HANALEI — A mile offshore of Hanalei is a place called King’s Reef. It’s a place that demands respect.
“I believe it’s the biggest wave in the world — one of them,” said big-wave surfer and Kauai resident Clay Wolcott. “It’s a gnarly, gnarly place.”
King’s might break once or twice a year, and only during monster winter swells. Other years, it never sees white water.
On Wednesday, it and nearby Queen’s — another giant — broke in what was being described as perfect, epic conditions. And by mid-day, Black Pot Beach Park, at the mouth of the Hanalei River, was swarming with ecstatic, adrenaline-filled big-wave surfers.
“This is what we live for,” said Chilean pro surfer Rafael Tapia, who traveled to Kauai for the largest swell of the winter season.
Tapia is no stranger to massive walls of water.
“I look for the biggest waves in the world,” he said.
Just last month he was in Nazaré, Portugal surfing 60-footers. On that trip, he nearly drowned while trying to rescue his tow-in partner, Brazilian surfer Rodrigo Koxa.
King’s, however, topped them all. And by the look in Tapia’s eye, you could tell that Wednesday was a day he would not soon forget.
“Biggest wave I ever surfed in my life,” Tapia said. “For sure.”
Tapia was accompanied on his first ride out at King’s by Kauai surfers Wolcott and brothers Kaeo and Kaleo Lopez.
Kaeo said the outer reef breaks were “huge” Wednesday, from 60- to 100-foot faces.
“So far, biggest, best swell (of the season),” he said. “Conditions-wise, it’s unreal.”

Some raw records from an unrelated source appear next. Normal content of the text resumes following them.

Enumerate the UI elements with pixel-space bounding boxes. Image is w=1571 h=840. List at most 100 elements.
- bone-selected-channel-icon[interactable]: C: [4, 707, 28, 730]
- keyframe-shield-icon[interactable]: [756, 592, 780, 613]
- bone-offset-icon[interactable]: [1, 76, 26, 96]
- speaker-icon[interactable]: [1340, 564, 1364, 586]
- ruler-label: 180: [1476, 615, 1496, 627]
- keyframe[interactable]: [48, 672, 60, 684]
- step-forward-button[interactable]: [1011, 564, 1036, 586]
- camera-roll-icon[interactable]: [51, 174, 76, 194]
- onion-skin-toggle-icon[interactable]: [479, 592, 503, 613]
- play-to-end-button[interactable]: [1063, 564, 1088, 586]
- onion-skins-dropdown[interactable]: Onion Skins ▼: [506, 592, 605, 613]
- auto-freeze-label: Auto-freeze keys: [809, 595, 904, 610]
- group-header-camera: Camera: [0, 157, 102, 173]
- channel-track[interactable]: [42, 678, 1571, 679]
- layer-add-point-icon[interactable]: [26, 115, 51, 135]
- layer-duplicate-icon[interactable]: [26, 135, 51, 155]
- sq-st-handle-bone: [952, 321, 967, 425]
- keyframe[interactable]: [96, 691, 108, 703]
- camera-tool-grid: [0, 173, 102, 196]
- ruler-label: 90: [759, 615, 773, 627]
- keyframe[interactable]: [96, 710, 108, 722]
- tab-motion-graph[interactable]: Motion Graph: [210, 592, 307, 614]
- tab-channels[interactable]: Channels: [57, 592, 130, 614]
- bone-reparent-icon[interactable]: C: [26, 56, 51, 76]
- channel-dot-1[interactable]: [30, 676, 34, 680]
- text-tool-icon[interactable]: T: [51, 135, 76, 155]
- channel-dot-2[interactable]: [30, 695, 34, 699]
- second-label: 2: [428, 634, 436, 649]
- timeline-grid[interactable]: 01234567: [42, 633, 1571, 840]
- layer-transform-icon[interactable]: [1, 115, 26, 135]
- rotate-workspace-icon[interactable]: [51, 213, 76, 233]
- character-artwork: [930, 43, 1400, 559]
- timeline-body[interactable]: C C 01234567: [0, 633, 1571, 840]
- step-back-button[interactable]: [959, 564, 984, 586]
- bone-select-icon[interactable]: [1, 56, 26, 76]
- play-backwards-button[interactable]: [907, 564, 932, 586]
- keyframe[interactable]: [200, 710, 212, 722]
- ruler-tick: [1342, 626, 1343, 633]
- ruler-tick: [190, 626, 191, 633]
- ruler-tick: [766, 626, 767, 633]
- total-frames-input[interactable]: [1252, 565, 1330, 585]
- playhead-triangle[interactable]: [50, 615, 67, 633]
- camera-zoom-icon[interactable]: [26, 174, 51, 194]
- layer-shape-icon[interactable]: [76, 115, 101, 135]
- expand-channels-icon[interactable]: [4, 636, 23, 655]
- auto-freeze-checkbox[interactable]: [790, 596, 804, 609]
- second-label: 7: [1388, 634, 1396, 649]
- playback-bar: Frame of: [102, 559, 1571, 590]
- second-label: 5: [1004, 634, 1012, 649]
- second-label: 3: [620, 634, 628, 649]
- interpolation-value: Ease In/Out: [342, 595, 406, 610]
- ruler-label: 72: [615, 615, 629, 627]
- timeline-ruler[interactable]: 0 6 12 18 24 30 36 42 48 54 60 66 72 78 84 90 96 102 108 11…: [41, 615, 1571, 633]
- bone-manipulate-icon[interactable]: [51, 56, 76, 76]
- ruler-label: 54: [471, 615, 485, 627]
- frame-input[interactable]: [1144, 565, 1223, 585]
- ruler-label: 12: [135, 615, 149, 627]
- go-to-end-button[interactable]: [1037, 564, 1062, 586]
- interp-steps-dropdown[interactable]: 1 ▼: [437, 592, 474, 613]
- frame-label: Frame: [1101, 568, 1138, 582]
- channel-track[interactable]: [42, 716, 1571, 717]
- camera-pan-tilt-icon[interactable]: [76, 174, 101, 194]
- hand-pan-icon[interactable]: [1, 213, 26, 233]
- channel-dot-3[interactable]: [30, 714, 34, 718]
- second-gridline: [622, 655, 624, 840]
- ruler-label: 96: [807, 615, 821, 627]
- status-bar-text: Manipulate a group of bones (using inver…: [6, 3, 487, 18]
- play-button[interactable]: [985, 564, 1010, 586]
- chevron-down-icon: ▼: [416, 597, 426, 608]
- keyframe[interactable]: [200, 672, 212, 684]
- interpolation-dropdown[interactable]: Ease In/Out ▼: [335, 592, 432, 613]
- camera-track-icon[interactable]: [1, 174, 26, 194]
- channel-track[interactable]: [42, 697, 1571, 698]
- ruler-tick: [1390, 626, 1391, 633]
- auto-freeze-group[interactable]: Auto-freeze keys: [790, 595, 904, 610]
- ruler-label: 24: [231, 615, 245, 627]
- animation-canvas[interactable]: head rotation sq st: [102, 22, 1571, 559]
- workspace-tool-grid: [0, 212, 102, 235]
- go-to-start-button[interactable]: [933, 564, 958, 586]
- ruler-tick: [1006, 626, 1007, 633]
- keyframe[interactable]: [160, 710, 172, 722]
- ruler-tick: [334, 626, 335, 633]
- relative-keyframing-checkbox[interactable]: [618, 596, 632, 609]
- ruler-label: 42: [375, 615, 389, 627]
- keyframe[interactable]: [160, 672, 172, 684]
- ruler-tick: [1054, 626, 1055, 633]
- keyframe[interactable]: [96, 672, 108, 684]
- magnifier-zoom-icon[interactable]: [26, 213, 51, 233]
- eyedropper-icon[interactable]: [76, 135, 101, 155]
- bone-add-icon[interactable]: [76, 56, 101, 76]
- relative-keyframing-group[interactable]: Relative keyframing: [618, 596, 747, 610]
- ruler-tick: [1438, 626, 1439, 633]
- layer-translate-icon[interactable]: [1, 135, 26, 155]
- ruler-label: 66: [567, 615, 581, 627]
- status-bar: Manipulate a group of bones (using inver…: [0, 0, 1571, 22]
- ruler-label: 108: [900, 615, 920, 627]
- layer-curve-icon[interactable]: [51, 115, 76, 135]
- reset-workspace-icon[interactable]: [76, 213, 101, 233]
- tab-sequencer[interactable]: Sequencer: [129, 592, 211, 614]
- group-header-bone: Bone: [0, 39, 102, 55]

When a winter well this large is approaching, Kaeo and his group prepare. They dust off special tow-in boards and make sure the jet skis are tuned up. And when the swell hits, they’re up early.
“Sometimes you can go, like, 10 years, for like a good, perfect — for all the elements to come together,” he said. “Surf. The wind.”
Asked about the best wave of the day, Kaeo said it belonged to “the guy having the most fun.” As for his own best wave Wednesday, he described it as “huge.”
“Maybe, like, bigger than this,” he said, pointing to the tops of the nearby palm trees. “Bigger than this whole tree line. Yea, bigger than that. Out on the third reef, King’s. And just giant. I don’t know how big. I was too concentrated on how to surf it.”
Wolcott, Kaeo’s long-time surfing buddy, didn’t downplay his friend’s catch one bit.
“This guy stepped up to a record-breaker,” he said of Kaeo. “Between 80 and 100 feet, guarantee … A monster. A mile or three-quarter mile ride. It was sick. Sick.”
And Wolcott didn’t let it go there. He made sure it was clear just how ridiculous Kaeo’s ride was.
“It was life and death, you could say. It was borderline,” he said. “You fall on that you’re in big trouble.”
Much like other monster days, Kaeo said Wednesday was both scary and exhilarating. Asked how his biggest wave compared to others he’s caught, Kaeo said it didn’t.
“It’s all its own,” he said.
King’s isn’t a place you just go tow into. It requires years of experience, a deep understanding of the ocean and special equipment. In the 15 years Wolcott’s been surfing it, he’s had only a handful of sessions.
Among those reportedly out in the lineup Wednesday at King’s was big-wave surfer and co-inventor of tow-in surfing, Laird Hamilton. And if the monster sets weren’t enough, Kaeo said Hamilton was getting towed in on a foil board.
Tapia said he considers himself lucky to be invited to this special place by Wolcott and the Lopez brothers, and has a deep respect for it and the island of Kauai. King’s, he said, is a break he’s been hoping to ride for years.
“It was perfect. Amazing conditions,” he said. “We’re just going to go back for more. Good friends. Local people. This is what we live for.”